Só depois de sua conversão, ele descobriu que Adão e Eva expulsos do Éden lhe eram muito úteis 1) para fundar a ideia de um pecado original (com o qual todos nasceríamos, por causa do pecado do casal inaugural) e 2) para que o tal pecado original fosse identificado com o tesão carnal.

Ou seja, pela desobediência de Adão e Eva, todos nascemos com a tara do desejo sexual.

O batismo nos livra do pecado original. E o que faremos para nos livrar do desejo sexual?

Ainda estou lendo o novo livro de Greenblatt. Enquanto isso, o artigo da "New Yorker" me mandou de volta para as "Confissões".

Minha primeira leitura do texto se dera no primeiro ano de faculdade. E minha lembrança era parecida com as quartas capas das inúmeras edições de bolso das "Confissões": um texto moderno, uma maneira de o autor interrogar suas próprias entranhas mais íntima e cativante que a de Montaigne nos "Ensaios".

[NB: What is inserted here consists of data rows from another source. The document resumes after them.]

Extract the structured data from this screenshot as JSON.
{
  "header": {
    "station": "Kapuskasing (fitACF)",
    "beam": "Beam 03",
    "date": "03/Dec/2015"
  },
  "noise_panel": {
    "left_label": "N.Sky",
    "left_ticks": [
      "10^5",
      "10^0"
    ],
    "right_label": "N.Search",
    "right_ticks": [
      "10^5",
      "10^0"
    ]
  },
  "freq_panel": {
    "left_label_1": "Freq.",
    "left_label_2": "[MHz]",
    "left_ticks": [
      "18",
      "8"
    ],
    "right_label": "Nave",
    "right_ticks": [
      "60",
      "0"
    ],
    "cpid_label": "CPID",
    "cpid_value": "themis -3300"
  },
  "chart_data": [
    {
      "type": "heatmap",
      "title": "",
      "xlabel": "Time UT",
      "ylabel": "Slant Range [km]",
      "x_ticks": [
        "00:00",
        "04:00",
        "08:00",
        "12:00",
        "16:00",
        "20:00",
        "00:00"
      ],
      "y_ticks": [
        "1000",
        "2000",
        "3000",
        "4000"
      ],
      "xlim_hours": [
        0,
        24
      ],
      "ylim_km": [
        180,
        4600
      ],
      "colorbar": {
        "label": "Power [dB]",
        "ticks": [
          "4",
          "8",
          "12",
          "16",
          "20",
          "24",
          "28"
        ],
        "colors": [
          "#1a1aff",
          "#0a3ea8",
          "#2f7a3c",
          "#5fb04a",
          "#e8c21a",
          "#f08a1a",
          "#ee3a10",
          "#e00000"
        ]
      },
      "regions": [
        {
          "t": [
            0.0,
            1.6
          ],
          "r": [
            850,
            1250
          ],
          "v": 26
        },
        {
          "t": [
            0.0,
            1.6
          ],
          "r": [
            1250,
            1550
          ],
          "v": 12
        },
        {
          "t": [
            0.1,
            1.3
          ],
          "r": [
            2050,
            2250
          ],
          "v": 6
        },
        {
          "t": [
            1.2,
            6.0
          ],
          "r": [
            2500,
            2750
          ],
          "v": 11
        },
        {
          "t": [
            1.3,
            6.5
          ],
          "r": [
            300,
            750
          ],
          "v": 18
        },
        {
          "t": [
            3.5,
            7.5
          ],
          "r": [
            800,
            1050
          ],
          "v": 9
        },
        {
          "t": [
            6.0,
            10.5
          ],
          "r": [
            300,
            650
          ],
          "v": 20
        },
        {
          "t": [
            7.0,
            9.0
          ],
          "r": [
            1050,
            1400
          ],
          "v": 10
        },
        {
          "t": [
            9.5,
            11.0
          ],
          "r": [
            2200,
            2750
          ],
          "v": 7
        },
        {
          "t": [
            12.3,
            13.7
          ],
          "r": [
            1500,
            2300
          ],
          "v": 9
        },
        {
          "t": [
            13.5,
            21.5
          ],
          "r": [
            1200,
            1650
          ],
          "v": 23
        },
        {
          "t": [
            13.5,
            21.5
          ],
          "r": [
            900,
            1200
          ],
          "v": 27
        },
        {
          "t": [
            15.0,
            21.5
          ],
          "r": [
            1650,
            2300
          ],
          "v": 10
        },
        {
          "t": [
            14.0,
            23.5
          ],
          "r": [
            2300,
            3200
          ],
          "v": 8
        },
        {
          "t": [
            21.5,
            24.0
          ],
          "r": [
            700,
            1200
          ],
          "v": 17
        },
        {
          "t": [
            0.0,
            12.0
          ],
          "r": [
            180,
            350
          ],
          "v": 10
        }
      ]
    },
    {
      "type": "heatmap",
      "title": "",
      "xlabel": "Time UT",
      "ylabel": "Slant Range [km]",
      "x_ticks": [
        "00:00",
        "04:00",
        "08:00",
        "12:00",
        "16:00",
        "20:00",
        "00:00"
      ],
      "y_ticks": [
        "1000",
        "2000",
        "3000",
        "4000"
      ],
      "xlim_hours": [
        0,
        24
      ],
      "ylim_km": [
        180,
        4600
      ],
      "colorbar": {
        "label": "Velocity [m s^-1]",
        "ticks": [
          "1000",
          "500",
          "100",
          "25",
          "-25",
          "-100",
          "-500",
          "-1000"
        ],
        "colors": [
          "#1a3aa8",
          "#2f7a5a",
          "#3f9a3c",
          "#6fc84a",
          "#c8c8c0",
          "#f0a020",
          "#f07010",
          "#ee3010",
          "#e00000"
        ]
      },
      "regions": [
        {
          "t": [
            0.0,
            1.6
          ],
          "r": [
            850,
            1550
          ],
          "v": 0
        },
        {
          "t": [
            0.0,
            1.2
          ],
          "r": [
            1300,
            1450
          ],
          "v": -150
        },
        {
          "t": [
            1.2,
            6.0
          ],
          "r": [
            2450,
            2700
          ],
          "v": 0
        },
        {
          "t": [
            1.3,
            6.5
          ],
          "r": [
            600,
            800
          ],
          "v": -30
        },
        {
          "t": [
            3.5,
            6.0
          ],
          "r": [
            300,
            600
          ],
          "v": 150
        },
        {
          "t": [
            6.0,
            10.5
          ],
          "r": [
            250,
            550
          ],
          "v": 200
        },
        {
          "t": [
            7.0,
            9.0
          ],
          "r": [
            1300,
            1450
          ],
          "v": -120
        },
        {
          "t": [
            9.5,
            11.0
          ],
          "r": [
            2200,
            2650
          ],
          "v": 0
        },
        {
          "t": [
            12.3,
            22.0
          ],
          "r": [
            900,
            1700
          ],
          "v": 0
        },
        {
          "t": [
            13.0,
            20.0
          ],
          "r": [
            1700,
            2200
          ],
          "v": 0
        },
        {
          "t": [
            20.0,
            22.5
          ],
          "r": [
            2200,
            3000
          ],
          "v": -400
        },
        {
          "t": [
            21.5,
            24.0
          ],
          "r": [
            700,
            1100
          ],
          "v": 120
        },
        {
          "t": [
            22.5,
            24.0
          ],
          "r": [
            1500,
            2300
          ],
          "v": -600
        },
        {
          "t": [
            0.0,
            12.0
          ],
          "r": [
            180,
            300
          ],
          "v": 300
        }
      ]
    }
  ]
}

Pois bem, pasmei. Um pouco porque o tempo passou e um pouco pelo prisma de Greenblatt, encontrei outro livro, inquietante e mórbido. Agostinho escreve para justificar a repressão, que ele se impõe, de seu próprio prazer carnal e de um passado que ele considera devasso e do qual ele não nos diz quase nada (homossexualidade? Promiscuidade? Vai saber).

Ele se consagra à castidade, seguindo o desejo de sua mãe, com quem, aliás, ele conhece uma espécie de êxtase orgásmica simultânea. E se defende contra seu próprio desejo transformando-o em pecado original de todos os humanos, do qual é necessário que todos se redimam.

Claro, o sexo é necessário para a reprodução, mas, para o cristão, os órgãos sexuais deveriam responder ao intelecto como qualquer outro órgão (sem tesão involuntário, então) e funcionar sem paixão e sem gozo especial, como quando alguém peida à vontade (exemplo dele, sorry).

Pela ficção seria difícil construir um relato tão exemplar do que é uma neurose.

Agora, que eu saiba, não há outros casos de um relato mórbido grave que tenha tido um sucesso comparável. Agostinho conseguiu mesmo transformar o asco doentio por seu próprio tesão em condenação do desejo sexual numa cultura inteira, por séculos.

As encruzilhadas da vida são curiosas.

Agostinho inventou um deus que pudesse ajudá-lo a reprimir seu desejo carnal.

Eu, desde a adolescência, deixei de acreditar no deus de Agostinho justamente porque me parecia absurdo que ele se preocupasse em reprimir o desejo carnal de quem quer que seja e especialmente o meu. Ou seja, ele chamou deus para que o auxiliasse na luta contra seu próprio prazer. Eu achei que realmente não precisava de um deus que fosse oposto a meus prazeres.

Alguém dirá que por isso irei ao Inferno. Veremos. Por enquanto, o fato é que Agostinho atormentou a vida de centenas de milhões. Eu, não.